Kalau begitu, manusia tidak bisa seenaknya berhubungan dengan Allah. Manusia butuh pengantara sehingga ia dapat berhubungan dengan Allah secara layak dan pantas. Di sinilah sosok imam diperlukan sebagai pengantara. Imam sebagai pengantara menjadi sarana yang mengantarkan kekudusan (keselamatan), bukan kematian, kepada seluruh umat. Dengan kata lain, jabatan imamat ini lahir dan berkaitan dengan kekudusan Allah. Tanpa hal itu, imamat kehilangan fungsinya. Seperti imam Harun yang mengalirkan kekuatan Allah yang menyembuhkan seluruh umat Israel (Im 9:22-24), imam pun harus menjadi pembawa berkat bagi mereka yang diberkatinya. Imam harus bisa mengejahwantahkan kekudusan (keselamatan) dalam dunia profan.

Sangatlah jelas bahwa imam berhubungan terus menerus dengan kekudusan Allah. Maka dari itu ia adalah milik eksklusif Allah, dikhususkan bagi Allah (bdk Kel 28:1). Sebagai konsekuensinya maka imam harus senantiasa menjaga kekudusan hidupnya. Imamat 21 mengatur secara rinci apa yang harus dilakukan seorang imam untuk menjaga kekudusannya itu.  Dalam ibadat pun imam harus menjaga aturan ketika masuk ke tempat mahakudus (Im 16). Rumusan ”supaya jangan ia mati” yang muncul berulang kali mengingatkan pentingnya kekudusan imam sebagai pelaksana ibadat yang setiap saat berhubungan dengan Allah. Sampai-sampai pelanggaran kekudusan tersebut diancam resiko kematian.

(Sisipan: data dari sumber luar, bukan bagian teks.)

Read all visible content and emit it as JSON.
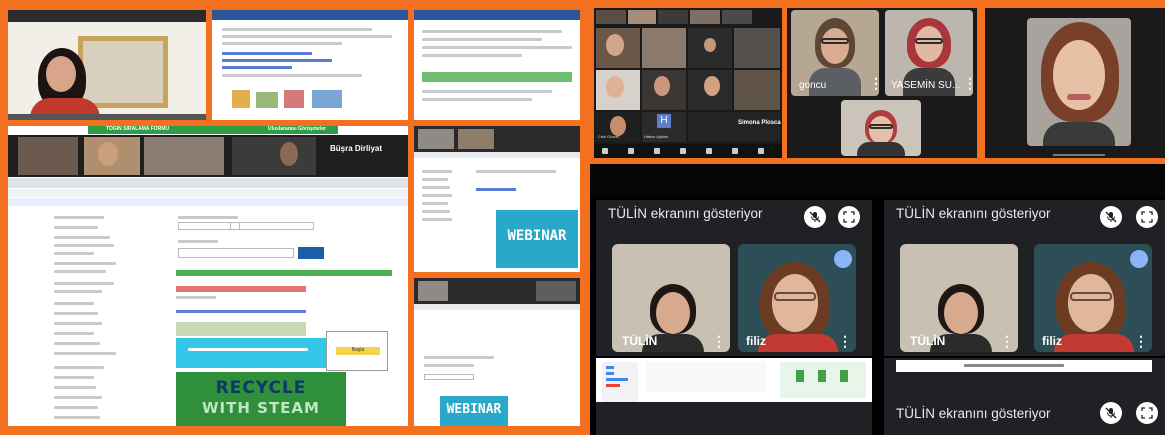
{
  "left_collage": {
    "banner_left": "TOGİN SIRALAMA FORMU",
    "banner_right": "Uluslararası Görüşmeler",
    "name_overlay": "Büşra Dirliyat",
    "recycle_line1": "RECYCLE",
    "recycle_line2": "WITH STEAM",
    "webinar_text": "WEBINAR",
    "webinar_text_small": "WEBINAR",
    "button_label": "Başla"
  },
  "top_grid": {
    "h_avatar": "H",
    "h_name": "Simona Ploscaru",
    "names": [
      "Ceki Gürsel",
      "Hatice Aybike",
      "Simona Plosca"
    ]
  },
  "zoom_speakers": {
    "left_name": "goncu",
    "right_name": "YASEMİN SU..."
  },
  "meet": {
    "banner": "TÜLİN ekranını gösteriyor",
    "banner_2": "TÜLİN ekranını gösteriyor",
    "banner_3": "TÜLİN ekranını gösteriyor",
    "name_a": "TÜLİN",
    "name_b": "filiz",
    "name_c": "TÜLİN",
    "name_d": "filiz"
  },
  "colors": {
    "frame_orange": "#f37021",
    "meet_bg": "#202124",
    "recycle_green": "#3a9b45"
  }
}
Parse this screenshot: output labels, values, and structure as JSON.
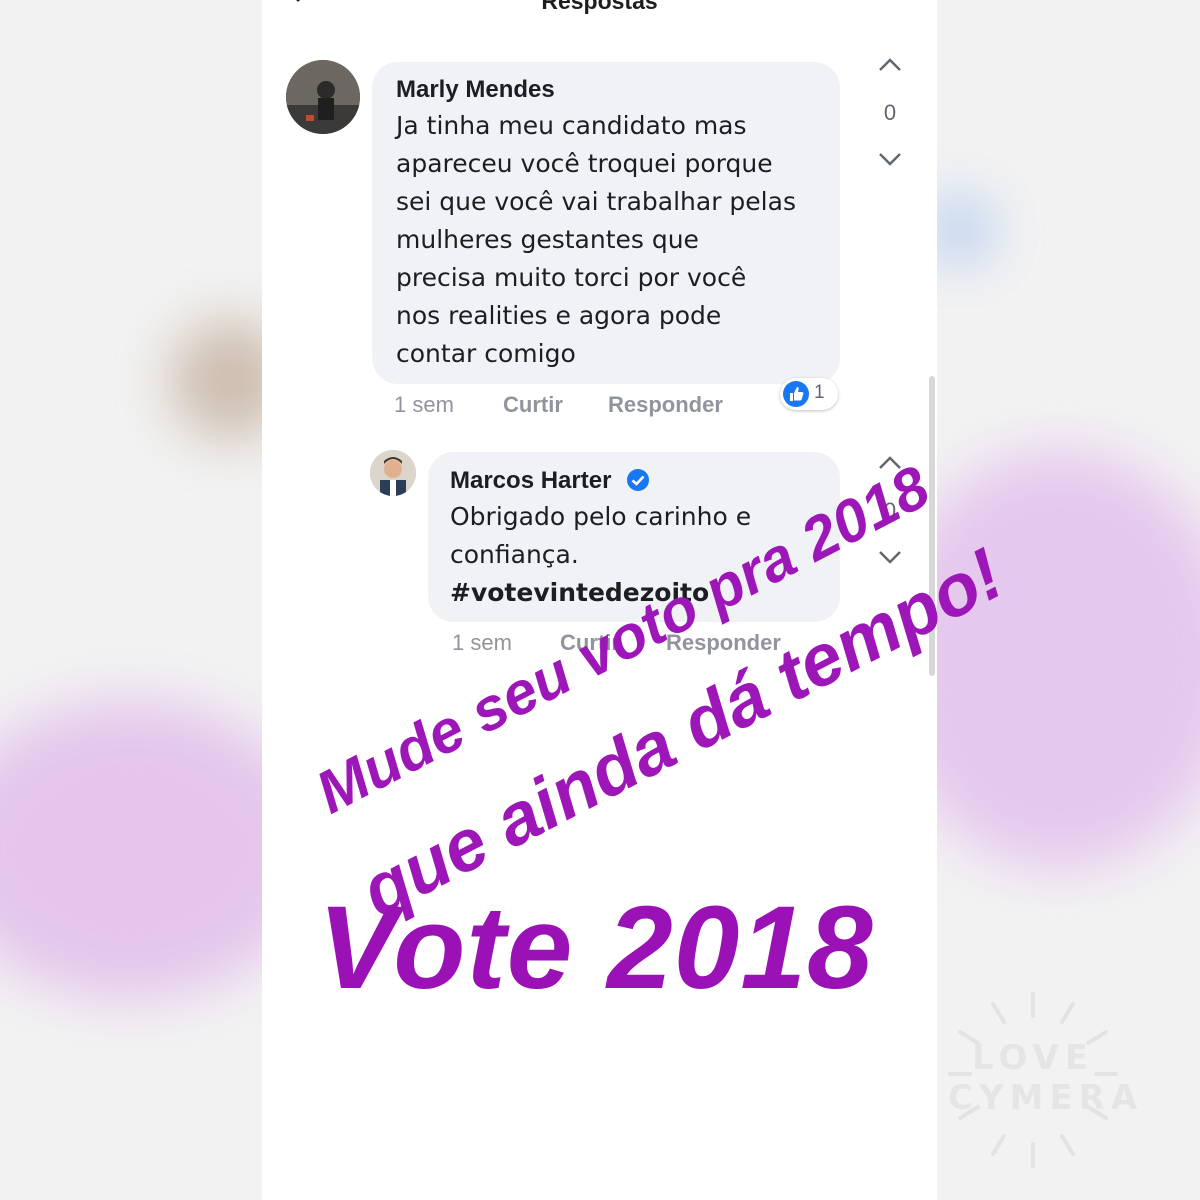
{
  "header": {
    "title": "Respostas"
  },
  "comments": [
    {
      "author": "Marly Mendes",
      "text": "Ja tinha meu candidato mas\napareceu você troquei porque\nsei que você vai trabalhar pelas\nmulheres gestantes que\nprecisa muito torci por você\nnos realities e agora pode\ncontar comigo",
      "time": "1 sem",
      "like_label": "Curtir",
      "reply_label": "Responder",
      "reactions": "1",
      "vote_count": "0"
    },
    {
      "author": "Marcos Harter",
      "verified": true,
      "text": "Obrigado pelo carinho e\nconfiança.",
      "hashtag": "#votevintedezoito",
      "time": "1 sem",
      "like_label": "Curtir",
      "reply_label": "Responder",
      "vote_count": "0"
    }
  ],
  "overlay": {
    "line1": "Mude seu voto pra 2018",
    "line2": "que ainda dá tempo!",
    "big": "Vote 2018"
  },
  "watermark": {
    "line1": "LOVE",
    "line2": "CYMERA"
  },
  "colors": {
    "overlay_purple": "#9d16b8",
    "like_blue": "#1877f2"
  }
}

Yang menjadi pertanyaan : Apakah Gereja dapat menimba pengalaman rohani mengenai imamat dalam Perjanjian Lama ? Apakah peranan jabatan imamat masih relevan dalam kehidupan zaman modern, zaman di mana manusia semakin sekuler ? Justru imam harus tetap ada dalam dunia yang semakin sekuler. Dunia sekuler memiliki kecenderungan untuk menyingkirkan Allah dan lebih mengagungkan prestise dan prestasi manusia. Dan kita pun mendapati bahwa Allah seolah-olah ”membisu” akan terjadi berbagai ketimpangan. Di sinilah peran imam, yaitu memaklumkan keberadaan Allah yang kudus sebagai kenyataan sepanjang sejarah hidup manusia. Imam menjadi saksi dan bergantung akan keberadaan Allah itu. Jabatan imamat menunjukkan keberadaannya sejauh jabatan itu bergantung dan mewartakan Allah yang kudus dan membawa umat kepada-Nya. Jabatan imamat sungguh membawa kekudusan sehingga Gereja semakin menapaki peziarahannya menuju Allah sumber segala kekudusan.

Dan kita harus bersyukur masih ada orang-orang yang terpanggil untuk jabatan penting ini dalam Gereja. Kita pun harus bersyukur masih ada orang-orang yang tetap setia pada panggilan imamat mereka hingga akhir hayatnya.